Premier Chris Minns said emergency health care should not be privatised.
“As a Labor government, we believe critical public services like acute hospitals should remain in public hands, safeguarded from privatisation,” he said.
The Premier said he would not rule out buying back Northern Beaches Hospital from Healthscope in the future and would wait for the auditor general’s report into the management of the hospital before making any decisions.
With hospital operator Healthscope currently facing financial crisis, having retained insolvency experts to prepare financial contingency plans, the Premier said he wouldn’t allow the Northern Beaches Hospital close should the company enter voluntary administration.
“We’re not going to let Northern Beaches Hospital close its doors,” he said.
“Under all circumstances that community needs an emergency department.
“There’s a big difference between it going out of business and it being bought out.
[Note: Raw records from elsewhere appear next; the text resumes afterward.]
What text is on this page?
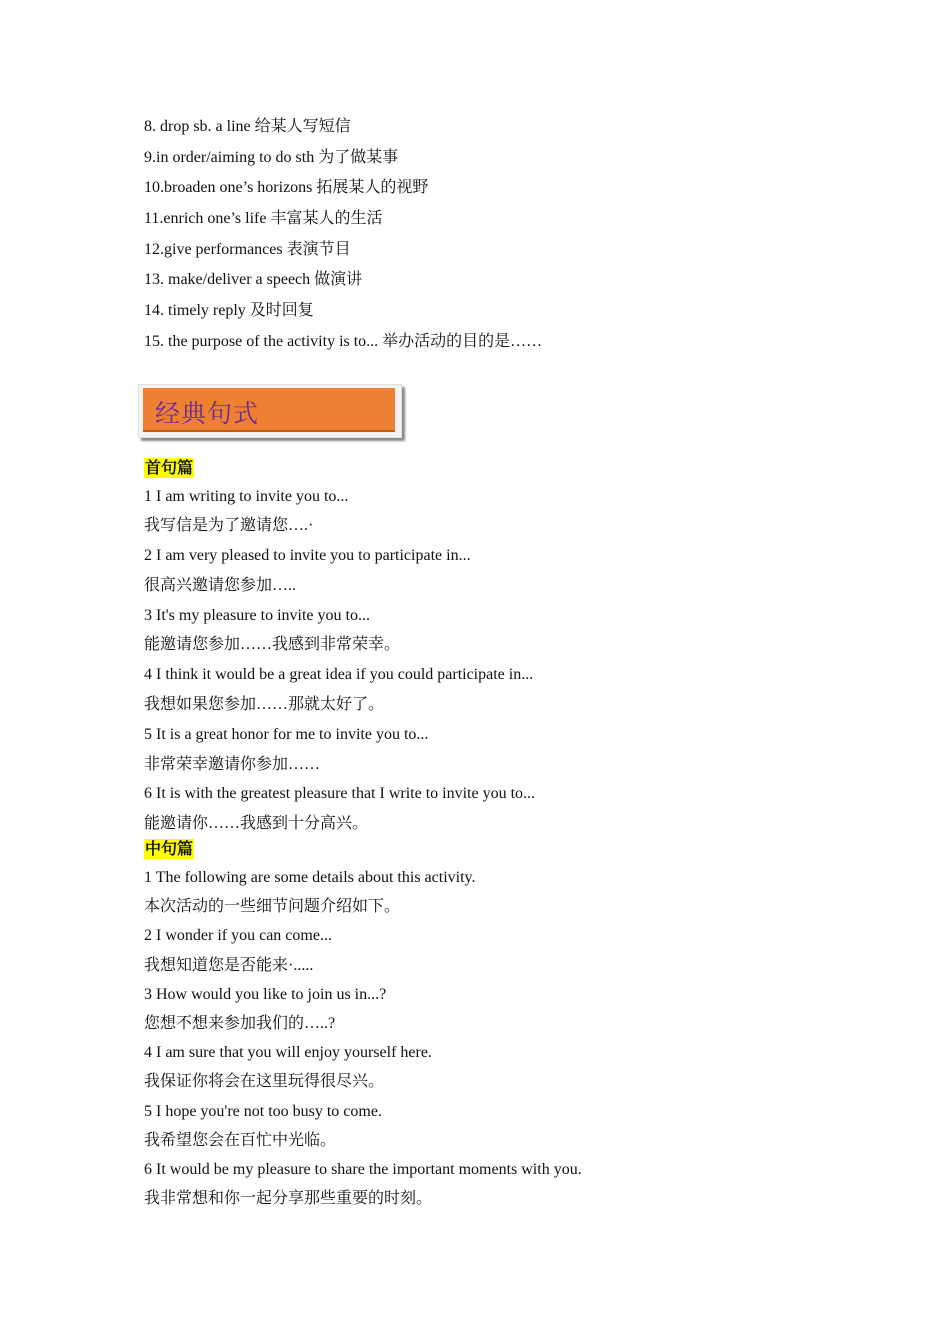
8. drop sb. a line 给某人写短信
9.in order/aiming to do sth 为了做某事
10.broaden one’s horizons 拓展某人的视野
11.enrich one’s life 丰富某人的生活
12.give performances 表演节目
13. make/deliver a speech 做演讲
14. timely reply 及时回复
15. the purpose of the activity is to... 举办活动的目的是……
经典句式
首句篇
1 I am writing to invite you to...
我写信是为了邀请您….·
2 I am very pleased to invite you to participate in...
很高兴邀请您参加…..
3 It's my pleasure to invite you to...
能邀请您参加……我感到非常荣幸。
4 I think it would be a great idea if you could participate in...
我想如果您参加……那就太好了。
5 It is a great honor for me to invite you to...
非常荣幸邀请你参加……
6 It is with the greatest pleasure that I write to invite you to...
能邀请你……我感到十分高兴。
中句篇
1 The following are some details about this activity.
本次活动的一些细节问题介绍如下。
2 I wonder if you can come...
我想知道您是否能来·.....
3 How would you like to join us in...?
您想不想来参加我们的…..?
4 I am sure that you will enjoy yourself here.
我保证你将会在这里玩得很尽兴。
5 I hope you're not too busy to come.
我希望您会在百忙中光临。
6 It would be my pleasure to share the important moments with you.
我非常想和你一起分享那些重要的时刻。
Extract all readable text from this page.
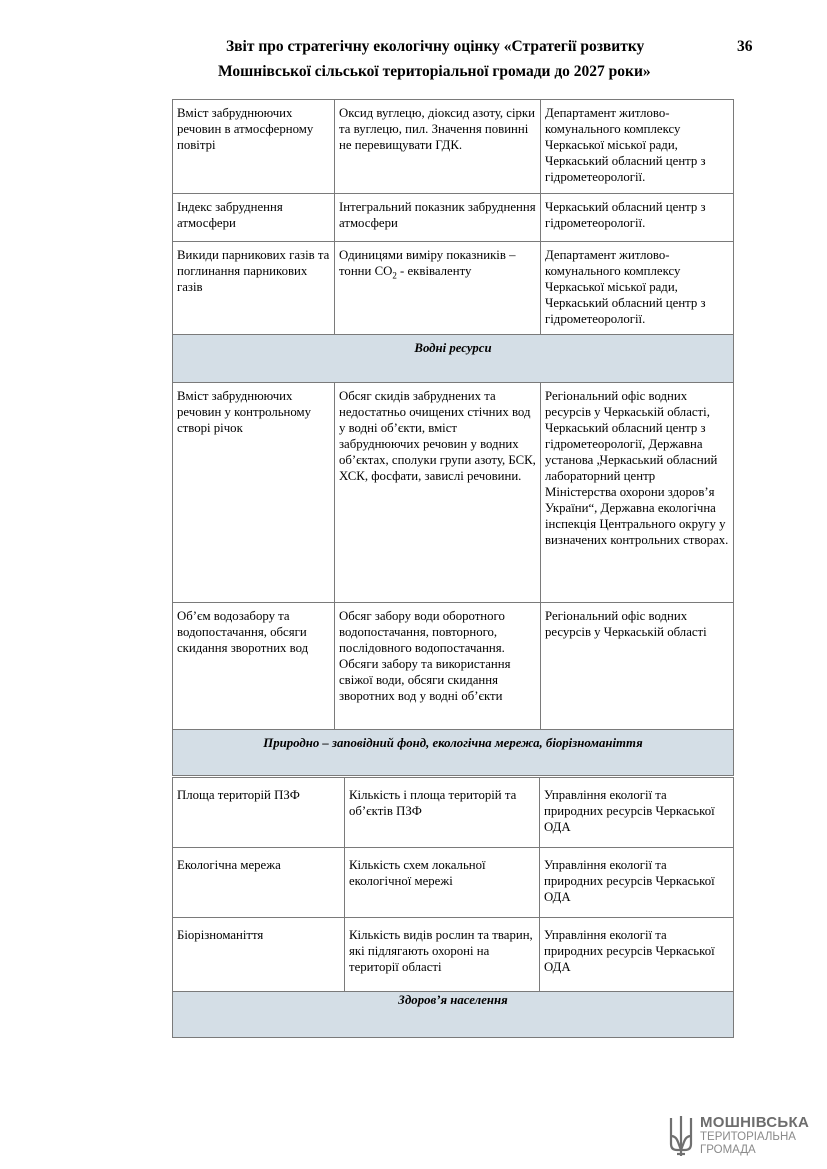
Звіт про стратегічну екологічну оцінку «Стратегії розвитку	36
Мошнівської сільської територіальної громади до 2027 роки»
Вміст забруднюючих речовин в атмосферному повітрі	Оксид вуглецю, діоксид азоту, сірки та вуглецю, пил. Значення повинні не перевищувати ГДК.	Департамент житлово-комунального комплексу Черкаської міської ради, Черкаський обласний центр з гідрометеорології.
Індекс забруднення атмосфери	Інтегральний показник забруднення атмосфери	Черкаський обласний центр з гідрометеорології.
Викиди парникових газів та поглинання парникових газів	Одиницями виміру показників – тонни $СО_2$ - еквіваленту	Департамент житлово-комунального комплексу Черкаської міської ради, Черкаський обласний центр з гідрометеорології.
Водні ресурси		
Вміст забруднюючих речовин у контрольному створі річок	Обсяг скидів забруднених та недостатньо очищених стічних вод у водні об’єкти, вміст забруднюючих речовин у водних об’єктах, сполуки групи азоту, БСК, ХСК, фосфати, завислі речовини.	Регіональний офіс водних ресурсів у Черкаській області, Черкаський обласний центр з гідрометеорології, Державна установа „Черкаський обласний лабораторний центр Міністерства охорони здоров’я України“, Державна екологічна інспекція Центрального округу у визначених контрольних створах.
Об’єм водозабору та водопостачання, обсяги скидання зворотних вод	Обсяг забору води оборотного водопостачання, повторного, послідовного водопостачання. Обсяги забору та використання свіжої води, обсяги скидання зворотних вод у водні об’єкти	Регіональний офіс водних ресурсів у Черкаській області
Природно – заповідний фонд, екологічна мережа, біорізноманіття		
Площа територій ПЗФ	Кількість і площа територій та об’єктів ПЗФ	Управління екології та природних ресурсів Черкаської ОДА
Екологічна мережа	Кількість схем локальної екологічної мережі	Управління екології та природних ресурсів Черкаської ОДА
Біорізноманіття	Кількість видів рослин та тварин, які підлягають охороні на території області	Управління екології та природних ресурсів Черкаської ОДА
Здоров’я населення		
МОШНІВСЬКА
ТЕРИТОРІАЛЬНА
ГРОМАДА
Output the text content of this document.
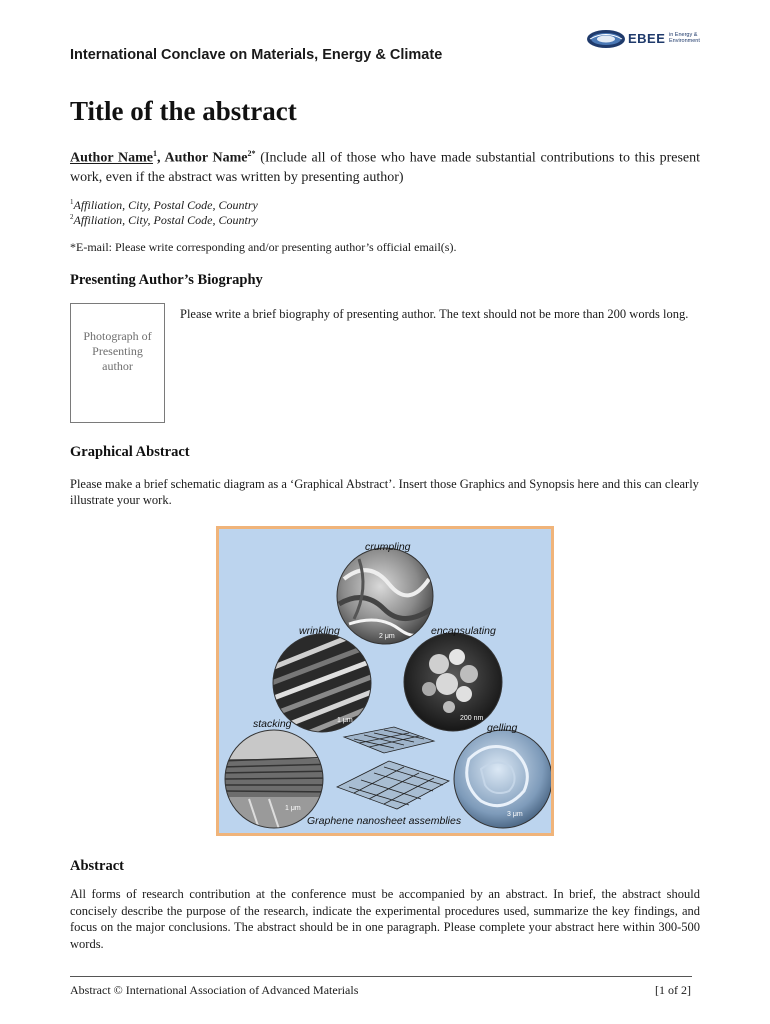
International Conclave on Materials, Energy & Climate
EBEE in Energy & Environment
Title of the abstract
Author Name$^1$, Author Name$^{2*}$ (Include all of those who have made substantial contributions to this present work, even if the abstract was written by presenting author)
$^1$Affiliation, City, Postal Code, Country
$^2$Affiliation, City, Postal Code, Country
*E-mail: Please write corresponding and/or presenting author’s official email(s).
Presenting Author’s Biography
Photograph of Presenting author
Please write a brief biography of presenting author. The text should not be more than 200 words long.
Graphical Abstract
Please make a brief schematic diagram as a ‘Graphical Abstract’. Insert those Graphics and Synopsis here and this can clearly illustrate your work.
crumpling
wrinkling	encapsulating
stacking	gelling
Graphene nanosheet assemblies
2 μm
1 μm	200 nm
1 μm
3 μm
Abstract
All forms of research contribution at the conference must be accompanied by an abstract. In brief, the abstract should concisely describe the purpose of the research, indicate the experimental procedures used, summarize the key findings, and focus on the major conclusions. The abstract should be in one paragraph. Please complete your abstract here within 300-500 words.
Abstract © International Association of Advanced Materials	[1 of 2]
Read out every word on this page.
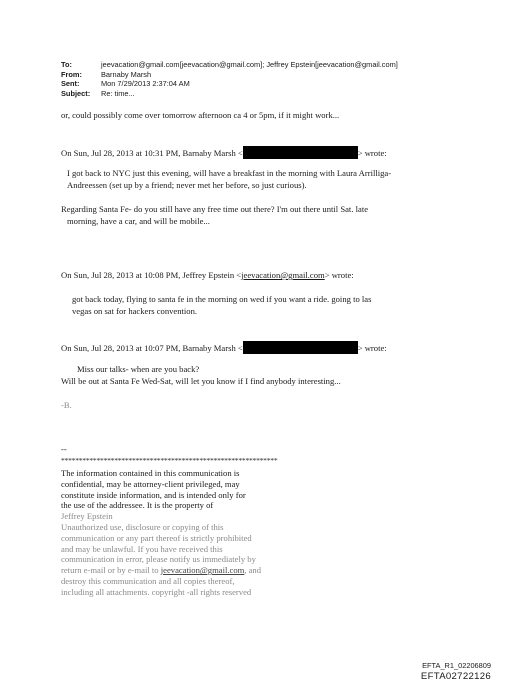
To:	jeevacation@gmail.com[jeevacation@gmail.com]; Jeffrey Epstein[jeevacation@gmail.com]
From:	Barnaby Marsh
Sent:	Mon 7/29/2013 2:37:04 AM
Subject:	Re: time...
or, could possibly come over tomorrow afternoon ca 4 or 5pm, if it might work...
On Sun, Jul 28, 2013 at 10:31 PM, Barnaby Marsh <	> wrote:
I got back to NYC just this evening, will have a breakfast in the morning with Laura Arrilliga-
Andreessen (set up by a friend; never met her before, so just curious).
Regarding Santa Fe- do you still have any free time out there? I'm out there until Sat. late
morning, have a car, and will be mobile...
On Sun, Jul 28, 2013 at 10:08 PM, Jeffrey Epstein <jeevacation@gmail.com> wrote:
got back today, flying to santa fe in the morning on wed if you want a ride. going to las
vegas on sat for hackers convention.
On Sun, Jul 28, 2013 at 10:07 PM, Barnaby Marsh <	> wrote:
Miss our talks- when are you back?
Will be out at Santa Fe Wed-Sat, will let you know if I find anybody interesting...
-B.
--
*************************************************************
The information contained in this communication is
confidential, may be attorney-client privileged, may
constitute inside information, and is intended only for
the use of the addressee. It is the property of
Jeffrey Epstein
Unauthorized use, disclosure or copying of this
communication or any part thereof is strictly prohibited
and may be unlawful. If you have received this
communication in error, please notify us immediately by
return e-mail or by e-mail to jeevacation@gmail.com, and
destroy this communication and all copies thereof,
including all attachments. copyright -all rights reserved
EFTA_R1_02206809
EFTA02722126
Obviously a huge windfall gain to the private owners and we’ve got to manage the government’s response to that.”
Health Minister Ryan Park said the new laws to amend the Health Services Act 1997 would “mean that public hospitals which provide services such as emergency, surgical and inpatient services, will be protected under this government and from any future government that wishes to enter into such partnerships with private providers”.
“Our major and local community hospitals should be run by the people,” he said.
He said the new laws would have no impact on fully private hospital models, or stop government interactions with the private health sector with assistance in other clinical areas such as surgery waitlists.